Леттис рывком привстала, но он удержал ее за плечи. Она пристально вглядывалась в его лицо – и не видела ничего, кроме той же щемящей жалости...

– Нет, ты не можешь... – выговорила она наконец. Он мрачно улыбнулся.

– Могу, могу, моя маленькая паписточка! Помни, я протестант – и высокопоставленный член придворного совета. Я могу развестись с тобой – и сделаю это.

– Но... но... Роб... – До Леттис страшная правда все еще не доходила. Она ожидала всего – боли, смерти, но это было чересчур. Он грустно гладил ее по волосам.

– Я буду тосковать по тебе, странное ты создание... Я и не предполагал тогда, когда смял тебя, словно полевой цветок, что ты пристанешь ко мне как репей, завладеешь моими мыслями... Ты раздражаешь меня – но и этого мне будет недоставать, клянусь небом! Мне горько, что я делаю тебе больно, детка, – но так должно быть.

– Но что будет со мной? – стуча зубами, выговорила она.

– У меня в Англии есть поместье, в Кендале – я отошлю тебя туда. Можешь взять с собой детей, если захочешь – и слуг, разумеется. Я буду посылать тебе деньги – но Бирни и Аберледи необходимы мне для новой жены.

– А ты... ты уже выбрал?.. Он улыбнулся:

– Тебя это не должно интересовать, – произнес он ласково. Помолчал, ожидая дальнейших расспросов.

– Когда? – спросила она наконец.

– Скоро. Ты должна уехать в Кендал еще до Рождества.

– А ты? Мы будем видеться? – Задать этот вопрос ей было всего труднее – ведь она уже знала ответ...

– Нет, – так же нежно ответил он. – Очень долгое время. А, может, и никогда...

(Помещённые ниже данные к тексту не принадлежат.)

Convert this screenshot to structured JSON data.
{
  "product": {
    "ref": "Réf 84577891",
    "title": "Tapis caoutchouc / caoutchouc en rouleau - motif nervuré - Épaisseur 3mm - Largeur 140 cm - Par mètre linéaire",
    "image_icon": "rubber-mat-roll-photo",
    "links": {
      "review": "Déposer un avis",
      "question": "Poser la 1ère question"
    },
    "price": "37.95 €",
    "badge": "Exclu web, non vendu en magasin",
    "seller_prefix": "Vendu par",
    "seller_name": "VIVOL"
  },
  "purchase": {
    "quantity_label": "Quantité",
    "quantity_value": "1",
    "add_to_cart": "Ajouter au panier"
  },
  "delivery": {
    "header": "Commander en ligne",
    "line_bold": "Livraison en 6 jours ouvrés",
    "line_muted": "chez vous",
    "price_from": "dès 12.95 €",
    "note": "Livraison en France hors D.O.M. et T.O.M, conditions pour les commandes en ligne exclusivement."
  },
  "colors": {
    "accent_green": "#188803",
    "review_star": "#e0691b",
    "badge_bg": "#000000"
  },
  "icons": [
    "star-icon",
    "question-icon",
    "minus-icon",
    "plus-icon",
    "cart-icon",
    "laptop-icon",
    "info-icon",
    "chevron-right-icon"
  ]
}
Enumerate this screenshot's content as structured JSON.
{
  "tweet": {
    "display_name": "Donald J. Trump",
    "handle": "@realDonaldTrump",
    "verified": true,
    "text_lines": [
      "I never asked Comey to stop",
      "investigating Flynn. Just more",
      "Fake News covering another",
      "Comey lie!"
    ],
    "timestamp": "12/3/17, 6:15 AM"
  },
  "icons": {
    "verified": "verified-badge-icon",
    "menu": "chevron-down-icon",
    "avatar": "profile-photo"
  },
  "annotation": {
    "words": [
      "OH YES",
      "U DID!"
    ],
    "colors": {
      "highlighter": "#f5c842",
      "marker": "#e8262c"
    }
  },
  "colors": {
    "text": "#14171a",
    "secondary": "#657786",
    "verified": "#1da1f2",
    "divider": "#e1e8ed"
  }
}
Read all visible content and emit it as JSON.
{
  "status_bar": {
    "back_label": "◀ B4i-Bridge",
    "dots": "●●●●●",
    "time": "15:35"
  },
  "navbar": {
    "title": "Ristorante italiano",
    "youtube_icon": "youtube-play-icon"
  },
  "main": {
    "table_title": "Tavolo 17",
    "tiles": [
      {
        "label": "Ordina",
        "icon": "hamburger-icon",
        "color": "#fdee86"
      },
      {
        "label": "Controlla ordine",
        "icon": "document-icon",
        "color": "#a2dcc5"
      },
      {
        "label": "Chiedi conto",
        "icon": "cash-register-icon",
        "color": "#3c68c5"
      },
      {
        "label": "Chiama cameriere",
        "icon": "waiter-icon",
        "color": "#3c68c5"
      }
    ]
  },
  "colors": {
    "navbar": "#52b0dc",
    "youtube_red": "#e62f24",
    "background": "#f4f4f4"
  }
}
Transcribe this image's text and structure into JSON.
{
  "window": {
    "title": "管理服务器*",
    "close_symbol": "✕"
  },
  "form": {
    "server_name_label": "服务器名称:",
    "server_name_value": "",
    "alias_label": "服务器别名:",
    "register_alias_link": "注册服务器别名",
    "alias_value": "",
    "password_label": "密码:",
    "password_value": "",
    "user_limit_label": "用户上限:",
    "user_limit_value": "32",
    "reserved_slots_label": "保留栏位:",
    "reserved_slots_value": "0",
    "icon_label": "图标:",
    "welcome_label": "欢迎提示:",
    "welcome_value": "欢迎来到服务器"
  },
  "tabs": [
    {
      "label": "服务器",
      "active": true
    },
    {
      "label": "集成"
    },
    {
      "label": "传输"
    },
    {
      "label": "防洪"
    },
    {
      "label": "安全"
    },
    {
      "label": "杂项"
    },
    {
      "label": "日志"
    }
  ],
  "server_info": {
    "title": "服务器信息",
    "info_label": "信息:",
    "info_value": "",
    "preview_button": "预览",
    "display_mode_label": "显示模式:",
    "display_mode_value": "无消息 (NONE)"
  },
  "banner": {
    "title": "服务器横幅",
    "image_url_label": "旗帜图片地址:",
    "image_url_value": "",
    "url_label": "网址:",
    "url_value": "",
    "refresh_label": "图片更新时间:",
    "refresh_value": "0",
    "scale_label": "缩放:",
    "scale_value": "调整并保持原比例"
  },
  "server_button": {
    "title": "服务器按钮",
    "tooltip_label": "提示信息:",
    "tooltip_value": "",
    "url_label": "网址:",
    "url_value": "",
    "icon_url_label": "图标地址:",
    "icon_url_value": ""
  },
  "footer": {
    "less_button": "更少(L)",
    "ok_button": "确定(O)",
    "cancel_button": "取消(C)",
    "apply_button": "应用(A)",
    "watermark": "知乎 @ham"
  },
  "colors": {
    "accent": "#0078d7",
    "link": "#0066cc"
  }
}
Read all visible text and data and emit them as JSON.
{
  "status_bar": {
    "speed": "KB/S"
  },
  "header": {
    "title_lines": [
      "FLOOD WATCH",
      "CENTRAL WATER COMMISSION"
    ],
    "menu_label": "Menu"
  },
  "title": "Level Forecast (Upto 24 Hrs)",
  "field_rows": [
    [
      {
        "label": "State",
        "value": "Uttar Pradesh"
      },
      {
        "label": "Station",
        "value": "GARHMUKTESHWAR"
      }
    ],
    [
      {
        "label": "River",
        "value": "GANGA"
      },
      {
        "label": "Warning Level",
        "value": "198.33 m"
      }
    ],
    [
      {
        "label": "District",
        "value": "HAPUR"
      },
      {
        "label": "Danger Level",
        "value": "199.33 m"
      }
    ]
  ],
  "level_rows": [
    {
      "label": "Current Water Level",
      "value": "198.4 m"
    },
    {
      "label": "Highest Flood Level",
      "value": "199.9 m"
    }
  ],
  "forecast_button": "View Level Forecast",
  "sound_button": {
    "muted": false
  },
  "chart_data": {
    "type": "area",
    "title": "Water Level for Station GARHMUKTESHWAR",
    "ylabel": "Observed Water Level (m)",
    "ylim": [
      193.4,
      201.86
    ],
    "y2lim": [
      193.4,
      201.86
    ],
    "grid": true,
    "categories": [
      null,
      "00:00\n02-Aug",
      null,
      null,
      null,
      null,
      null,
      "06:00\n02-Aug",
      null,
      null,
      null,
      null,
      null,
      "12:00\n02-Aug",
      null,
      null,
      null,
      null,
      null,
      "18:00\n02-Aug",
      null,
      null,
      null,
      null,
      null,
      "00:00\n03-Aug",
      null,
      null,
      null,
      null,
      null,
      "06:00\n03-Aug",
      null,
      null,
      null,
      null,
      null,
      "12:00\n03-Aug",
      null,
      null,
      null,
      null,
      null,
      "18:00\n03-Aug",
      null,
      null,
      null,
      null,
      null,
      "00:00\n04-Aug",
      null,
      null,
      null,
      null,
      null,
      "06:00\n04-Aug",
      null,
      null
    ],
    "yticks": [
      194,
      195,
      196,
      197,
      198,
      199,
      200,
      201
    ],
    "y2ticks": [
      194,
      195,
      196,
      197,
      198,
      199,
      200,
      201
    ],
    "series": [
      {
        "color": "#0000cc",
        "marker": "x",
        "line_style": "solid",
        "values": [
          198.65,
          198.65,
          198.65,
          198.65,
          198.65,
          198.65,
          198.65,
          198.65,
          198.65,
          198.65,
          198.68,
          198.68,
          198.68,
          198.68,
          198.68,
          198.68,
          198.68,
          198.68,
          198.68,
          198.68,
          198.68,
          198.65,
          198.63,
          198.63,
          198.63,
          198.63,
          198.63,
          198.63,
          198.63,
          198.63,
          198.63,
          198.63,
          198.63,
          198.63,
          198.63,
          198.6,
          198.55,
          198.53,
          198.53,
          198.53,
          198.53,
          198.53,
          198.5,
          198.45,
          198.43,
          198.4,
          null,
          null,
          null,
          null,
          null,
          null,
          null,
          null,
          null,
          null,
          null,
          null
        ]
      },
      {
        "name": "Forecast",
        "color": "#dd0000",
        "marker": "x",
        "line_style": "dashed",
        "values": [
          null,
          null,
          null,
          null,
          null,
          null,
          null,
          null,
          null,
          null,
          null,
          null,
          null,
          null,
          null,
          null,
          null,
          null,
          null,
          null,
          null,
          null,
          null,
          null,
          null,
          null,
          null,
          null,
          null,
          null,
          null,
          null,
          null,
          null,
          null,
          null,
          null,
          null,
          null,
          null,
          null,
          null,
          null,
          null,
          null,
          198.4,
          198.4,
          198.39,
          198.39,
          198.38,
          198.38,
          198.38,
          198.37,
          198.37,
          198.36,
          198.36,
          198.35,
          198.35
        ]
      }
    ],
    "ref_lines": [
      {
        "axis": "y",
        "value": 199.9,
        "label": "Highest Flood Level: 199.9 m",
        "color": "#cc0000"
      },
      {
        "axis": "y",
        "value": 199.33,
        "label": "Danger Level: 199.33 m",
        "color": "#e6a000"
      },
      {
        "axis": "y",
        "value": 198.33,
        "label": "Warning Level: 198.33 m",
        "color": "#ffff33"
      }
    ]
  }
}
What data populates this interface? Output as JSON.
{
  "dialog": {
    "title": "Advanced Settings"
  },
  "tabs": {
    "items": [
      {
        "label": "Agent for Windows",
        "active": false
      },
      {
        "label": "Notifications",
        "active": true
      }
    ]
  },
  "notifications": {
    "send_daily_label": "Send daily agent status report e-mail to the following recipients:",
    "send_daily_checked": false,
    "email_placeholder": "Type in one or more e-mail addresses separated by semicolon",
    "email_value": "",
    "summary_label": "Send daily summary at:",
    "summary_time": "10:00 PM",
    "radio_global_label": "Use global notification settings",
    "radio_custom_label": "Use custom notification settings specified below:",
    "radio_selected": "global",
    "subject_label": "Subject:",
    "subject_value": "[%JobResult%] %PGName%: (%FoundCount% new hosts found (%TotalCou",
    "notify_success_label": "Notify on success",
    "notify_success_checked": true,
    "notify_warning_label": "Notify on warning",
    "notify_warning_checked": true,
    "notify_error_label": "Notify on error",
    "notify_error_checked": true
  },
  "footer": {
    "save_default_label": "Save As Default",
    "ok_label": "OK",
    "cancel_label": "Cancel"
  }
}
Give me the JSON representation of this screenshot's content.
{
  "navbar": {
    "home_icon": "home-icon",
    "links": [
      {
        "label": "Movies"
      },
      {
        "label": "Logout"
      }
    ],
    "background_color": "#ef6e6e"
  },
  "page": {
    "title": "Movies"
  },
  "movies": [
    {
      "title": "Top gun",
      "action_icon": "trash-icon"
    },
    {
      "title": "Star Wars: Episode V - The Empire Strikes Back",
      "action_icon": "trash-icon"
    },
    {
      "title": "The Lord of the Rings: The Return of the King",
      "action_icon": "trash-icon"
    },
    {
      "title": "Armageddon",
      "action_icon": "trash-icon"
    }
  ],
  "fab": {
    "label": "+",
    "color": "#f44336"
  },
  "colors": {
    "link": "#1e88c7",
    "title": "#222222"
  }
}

– О, Господи! – Леттис разрыдалась. Роб молча прижимал ее к себе, плачущую неудержимо – она сотрясалась всем телом, и казалось, жизнь покидает это тело. Он не делал попыток успокоить ее, утешить – лишь молча прижимал ее к себе, словно раненного на поле брани товарища. Но вот буря постепенно утихла – и он уложил ее, совершенно измученную, на подушки. Потом нежно вытер ее лицо платком – она перехватила его руку и поднесла к губам – ее опухшие, полные слез глаза с мольбой устремились на мужа.

– Пожалуйста... – Он понял, о чем она просит, – и иронично улыбнулся.

– А почему бы и нет? Это никому не навредит. ...Роб раздел ее, потом снял с себя одежду и жадно прильнул к ней всем телом – они любили друг друга нежно и неторопливо, и как непохоже это было на их обычное бешеное удовлетворение страсти... Сегодня в их любви было куда больше души и сердца, нежели тела. Наконец, они достигли вершины – но и тут остались почти недвижимы. Она мгновенно уснула, словно утомленное дитя – а он накрыл одеялами ее и себя и лежал без сна, сжимая ее в объятиях. Свечи замигали и потухли – сквозь незадернутый полог постели пробивался лишь отсвет от огня в камине. Леттис проснулась и вновь жадно потянулась к нему – и они снова слились. Много раз этой ночью тела их соприкасались и сплетались – до самого рассвета страсть бросала их в объятия друг друга, и голод лишь возрастал по мере утоления...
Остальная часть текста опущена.